On Sept. 28, the film Won't Back Down opens in theatres.
Won't Back Down is the Hollywood tale of a group of California parents and their attempt to reform their children's failing elementary school by actually taking it over and running it themselves. In California, such parent coup d'état are possible through what are called trigger laws. To date, California and six other states have parent trigger laws on the books. There is a really nice summary of the laws here: http://www.ncsl.org/issues-research/educ/state-parent-trigger-laws.aspx.
Keep in mind that these laws, however, have yet to produce one successful coup. The real parents in Won't Back Down are still fighting it out in court with their local school board.

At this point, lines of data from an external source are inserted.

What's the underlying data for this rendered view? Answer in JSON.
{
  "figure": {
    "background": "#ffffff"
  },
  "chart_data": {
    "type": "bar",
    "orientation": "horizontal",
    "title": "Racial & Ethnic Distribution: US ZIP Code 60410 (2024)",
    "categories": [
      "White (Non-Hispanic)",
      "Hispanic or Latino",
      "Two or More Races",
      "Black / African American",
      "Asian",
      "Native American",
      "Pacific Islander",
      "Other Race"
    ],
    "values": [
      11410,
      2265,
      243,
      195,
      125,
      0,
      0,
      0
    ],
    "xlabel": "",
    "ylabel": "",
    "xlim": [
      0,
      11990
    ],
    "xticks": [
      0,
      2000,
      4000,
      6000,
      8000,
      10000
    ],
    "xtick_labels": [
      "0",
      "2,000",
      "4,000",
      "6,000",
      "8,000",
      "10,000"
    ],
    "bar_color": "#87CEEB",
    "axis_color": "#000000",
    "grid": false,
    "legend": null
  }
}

I have no plans to see Won't Back Down. I say that mostly because I think trigger laws themselves don't really seem like a very effective means of change. And I’m not going to pretend in this blog that I know what the answers are for chronically failing schools across the country. I don't. All I know is this reality—the end game of any coup is not actually taking over things but rather taking over things and changing things for the better. And change is a long term process—failed schools don't become healthy schools overnight.
(By the way, I also don't plan to see Won't Back Down because I'm not a fan of the Hollywood teacher-school genre. Films such as To Sir, with Love, Stand and Deliver, Lean on Me, Dangerous Minds, and Take the Lead—all of which I have seen—are pretty much the same the film. They are films about a single hero fighting "da man" (the "system") which is hostile and indifferent to the education of poor kids of color. And in these films the vast majority of school staff are simply protrayed as the "enemy." This makes for great Hollywood plots, but it simply is not real.)
There are a number of recent books that do a great job of capturing the difficult work of turning failed schools around. And so if you go out to see Won't Back Down and you get all fired up, return home and order up one of the books below, and read about how much work really goes into turning failed schools into successful schools.
- Getting It Done (2011), by Karin Chenoweth. It also is worth reading her 2009 book, How It’s Being Done.
- Whatever It Takes (2008), by Paul Tough. This book actually is about the Harlem Children’s Zone and what is being done to alter an entire neighborhood, but a great deal of the book looks at reforming schools.
- Ahead of the Class (2003), by Marie Stubbs. I found this book in a London bookstore and it is an amazing true story about how a failed inner city London school gets turned around.
- What I Learned in School (2009), by James Comer. I have always appreciated the work of Comer because he teaches us that there is no such thing as easy school reform.